Cette fois, l'intrus s'avéra être Ella. Laquelle s'était écroulée sur le lit bas, le visage dans l'oreiller, les ailes avachies.
Sa grâce était parcourue régulièrement de petits soubresauts, comme un hoquet. Comme un souffle qui a du mal à redémarrer à cause des larmes.
Raphaël ne dit rien. Il referma la porte derrière lui avant d'aller se pencher au-dessus du lit, touchant du bout du doigt l'épaule d'Ella.
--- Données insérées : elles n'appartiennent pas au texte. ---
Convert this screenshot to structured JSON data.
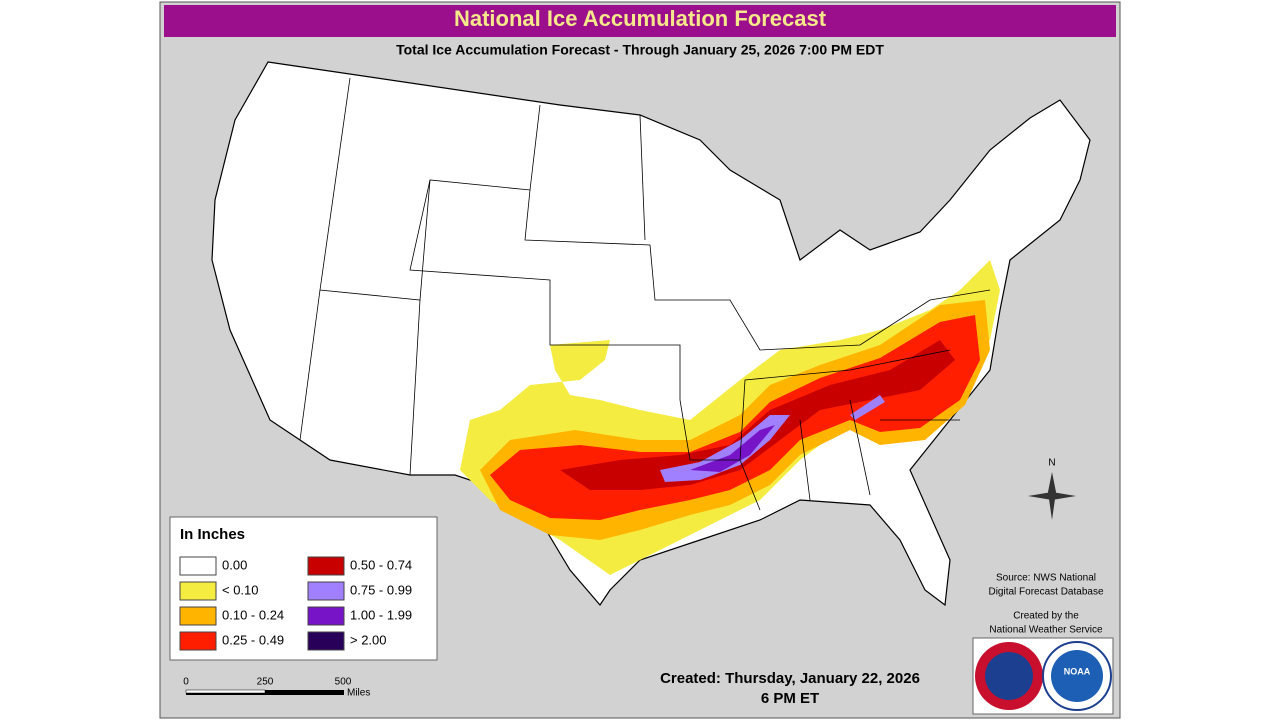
{
  "header": {
    "title": "National Ice Accumulation Forecast",
    "subtitle": "Total Ice Accumulation Forecast - Through January 25, 2026 7:00 PM EDT"
  },
  "legend": {
    "title": "In Inches",
    "items": [
      {
        "label": "0.00",
        "color": "#ffffff"
      },
      {
        "label": "< 0.10",
        "color": "#f5ec42"
      },
      {
        "label": "0.10 - 0.24",
        "color": "#ffb400"
      },
      {
        "label": "0.25 - 0.49",
        "color": "#ff1e00"
      },
      {
        "label": "0.50 - 0.74",
        "color": "#c80000"
      },
      {
        "label": "0.75 - 0.99",
        "color": "#a080ff"
      },
      {
        "label": "1.00 - 1.99",
        "color": "#7814c8"
      },
      {
        "label": "> 2.00",
        "color": "#28005a"
      }
    ]
  },
  "scale": {
    "ticks": [
      "0",
      "250",
      "500"
    ],
    "unit": "Miles"
  },
  "compass": "N",
  "source": [
    "Source: NWS National",
    "Digital Forecast Database"
  ],
  "credit": [
    "Created by the",
    "National Weather Service"
  ],
  "created": [
    "Created: Thursday, January 22, 2026",
    "6 PM ET"
  ],
  "logo": "NOAA"
}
Elle décolla son visage de l'oreiller avec un brin de difficulté, ses joues humides et ses yeux dégoulinants rendus gluant pour le coton doux de la taie.
Raphaël ne dit rien. Il laissa un tintement retentir dans sa propre grâce. Pas un ordre. Juste une invitation.
« … J'ai fait un rêve la nuit dernière. Il y avait moi, ma gardienne, ma sœur et… et mamie. Je sais plus de quoi on parlait, mais… mais on parlait, tu vois ? Pendant la balade. Le truc bête, tout le monde fait ça. »
Elle avala sa salive.
« Et puis… et puis, mamie a dit qu'elle allait partir, maintenant. Et je… je sais pas pourquoi... »
Elle renifla, s'étrangla un petit peu. De nouveaux pleurs allèrent s'épandre sur ses joues.
« C'est idiot… Elle est morte depuis quatre mois. Pourquoi je pleure maintenant… ? »
Raphaël étendit la présence de sa grâce par-dessus sa sœur, un peu à la manière d'un drap jeté sur un dormeur pour l'empêcher d'avoir trop froid.
« Tu sais, tout le monde ne fait pas son deuil à la même allure. Pour certains, ça les frappe dès l'annonce. Pour d'autres, c'est aux funérailles ou juste après. Toi, ça a prit plus longtemps que la plupart, voilà tout. »
Ella cligna des yeux, ses cils englués d'humidité salée.
« Raphaël » souffla-t-elle, « je peux pas… s'il te plaît. »
Il ne savait pas vraiment ce qu'elle demandait – dans ce type de circonstances, c'était fréquemment dur de trouver des mots. Parfois car la parole se noyait dans le chagrin. Parfois car la parole signifiait que le réel ne pouvait plus être ignoré.
L'Archange déploya ses longues ailes vertes, formant une tente au-dessus de sa tête et de celle d'Ella.
« Prends ton temps » fit-il. « Je serais toujours là. »
Parce que même s'il ne pouvait pas trouver les bons mots, il serait toujours là.
Pour Adèle Dyja. On pense à toi, mamie.